Diving fatality

  • Safety Flash
  • Published on 1 January 2001
  • Generated on 6 February 2026
  • IMCA SF 01/01
  • 3 minute read

One of our Members has reported the following diving fatality that occurred to a contract diver employed by a non-member company. 

What happened?

During a surface supplied diving operation at a depth of 8 metres, whilst carrying out hook up operations, a diving fatality occurred. One of the divers was sick, vomiting inside his face helmet and clogging up his mask air demand valve. He pulled the helmet off his head in a rush, undid his bail out bottle harness, unhooked his umbilical safety hook from his body harness but failed to free himself from his bail out bottle pressure gauge hose. He subsequently drowned.

Many divers have been sick inside their masks and have survived this dangerous situation by clearing their helmet using the ‘free flow’ system. This system provides a massive flow of air directly into the helmet, which assists breathing and helps flush out food debris from the mask. In this case the diver appears to have tried to open the bail out bottle air supply in mistake for the free flow air valve.

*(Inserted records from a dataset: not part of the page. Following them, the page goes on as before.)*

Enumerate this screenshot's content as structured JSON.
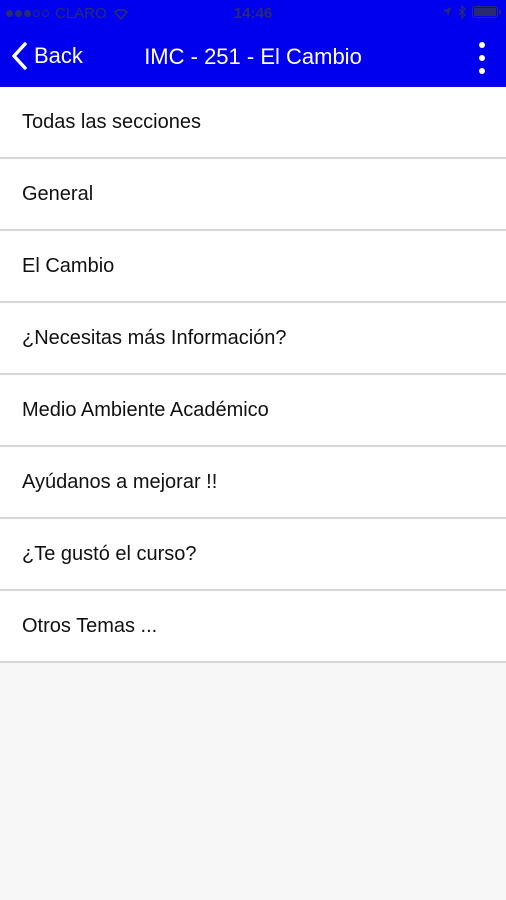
{
  "status_bar": {
    "carrier": "CLARO",
    "time": "14:46",
    "battery_level": 1.0,
    "signal_icon": "signal-dots-icon",
    "wifi_icon": "wifi-icon",
    "location_icon": "location-arrow-icon",
    "bluetooth_icon": "bluetooth-icon",
    "battery_icon": "battery-icon"
  },
  "nav": {
    "back_label": "Back",
    "back_icon": "chevron-left-icon",
    "title": "IMC - 251 - El Cambio",
    "more_icon": "more-vertical-icon"
  },
  "colors": {
    "header_bg": "#0000ee",
    "header_text": "#ffffff",
    "list_bg": "#ffffff",
    "separator": "#d6d6d6",
    "page_bg": "#f7f7f7"
  },
  "sections": [
    {
      "label": "Todas las secciones"
    },
    {
      "label": "General"
    },
    {
      "label": "El Cambio"
    },
    {
      "label": "¿Necesitas más Información?"
    },
    {
      "label": "Medio Ambiente Académico"
    },
    {
      "label": "Ayúdanos a mejorar !!"
    },
    {
      "label": "¿Te gustó el curso?"
    },
    {
      "label": "Otros Temas ..."
    }
  ]
}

The diver’s breathing rate before the accident was very fast and shallow, and could have led to a build up of CO₂‚ in his mask. CO₂‚ build up can cause headaches, dizziness, nausea, vomiting, unconsciousness and death.

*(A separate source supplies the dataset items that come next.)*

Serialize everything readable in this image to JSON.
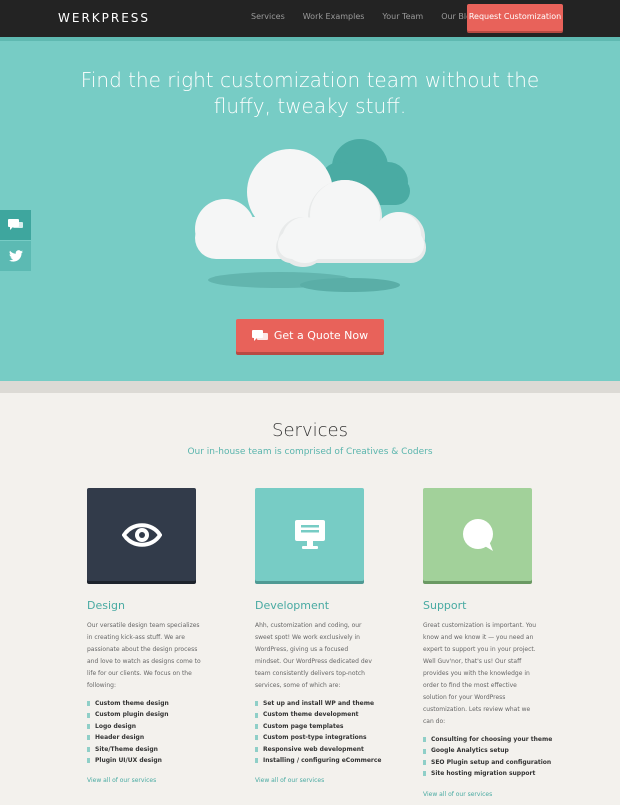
{
  "nav": {
    "logo": "WERKPRESS",
    "links": [
      "Services",
      "Work Examples",
      "Your Team",
      "Our Blog"
    ],
    "cta": "Request Customization"
  },
  "hero": {
    "title": "Find the right customization team without the fluffy, tweaky stuff.",
    "cta": "Get a Quote Now"
  },
  "services": {
    "title": "Services",
    "subtitle": "Our in-house team is comprised of Creatives & Coders",
    "columns": [
      {
        "icon": "eye-icon",
        "heading": "Design",
        "text": "Our versatile design team specializes in creating kick-ass stuff. We are passionate about the design process and love to watch as designs come to life for our clients. We focus on the following:",
        "items": [
          "Custom theme design",
          "Custom plugin design",
          "Logo design",
          "Header design",
          "Site/Theme design",
          "Plugin UI/UX design"
        ],
        "link": "View all of our services",
        "color": "#323b4a"
      },
      {
        "icon": "monitor-icon",
        "heading": "Development",
        "text": "Ahh, customization and coding, our sweet spot! We work exclusively in WordPress, giving us a focused mindset. Our WordPress dedicated dev team consistently delivers top-notch services, some of which are:",
        "items": [
          "Set up and install WP and theme",
          "Custom theme development",
          "Custom page templates",
          "Custom post-type integrations",
          "Responsive web development",
          "Installing / configuring eCommerce"
        ],
        "link": "View all of our services",
        "color": "#77ccc5"
      },
      {
        "icon": "speech-bubble-icon",
        "heading": "Support",
        "text": "Great customization is important. You know and we know it — you need an expert to support you in your project. Well Guv'nor, that's us! Our staff provides you with the knowledge in order to find the most effective solution for your WordPress customization. Lets review what we can do:",
        "items": [
          "Consulting for choosing your theme",
          "Google Analytics setup",
          "SEO Plugin setup and configuration",
          "Site hosting migration support"
        ],
        "link": "View all of our services",
        "color": "#a2d19a"
      }
    ]
  },
  "side": {
    "icons": [
      "chat-icon",
      "twitter-icon"
    ]
  },
  "colors": {
    "accent": "#e8625a",
    "teal": "#77ccc5",
    "dark": "#232323"
  }
}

Our Member’s investigation revealed the following:

The post accident investigation revealed that the diver who had died had no offshore diving experience. The logbook presented for scrutiny prior to the diving operations commencing was new with no dive records; the old book was requested but never received. The diver’s experience was apparently related to lobster fishing and gold digging in Rivers; this only came to light after the accident.

Key Lessons

The key lessons learned by the company involved were:

  • The dangers involved in diving operations are continually present.
  • Even with accepted standard procedures in place accidents can still occur, vigilance and the reinforcement of accepted procedures cannot be relaxed.
  • If the diver had operated his free flow valve instead of his bail out bottle valve he would have, in all probability, cleared his mask and flushed out the vomit from his air demand valve.
  • A diver being sick in his mask is a situation to be avoided at all costs.
  • The Diving Supervisor should monitor the divers breathing patterns. If a diver’s breathing rate is continually rapid and shallow, it is a positive sign that all may not be well with the diver.
  • If a diver is feeling ill, which might lead to him being sick, he should notify the Diving Supervisor, who should terminate the dive and bring the diver safely to the surface, in order to minimise the chance of the diver being sick underwater.
  • All divers should be competent in the diving technique being employed. Divers should hold a diving qualification suitable for the work to be carried out, and diving experience should be demonstrated by logbook entries.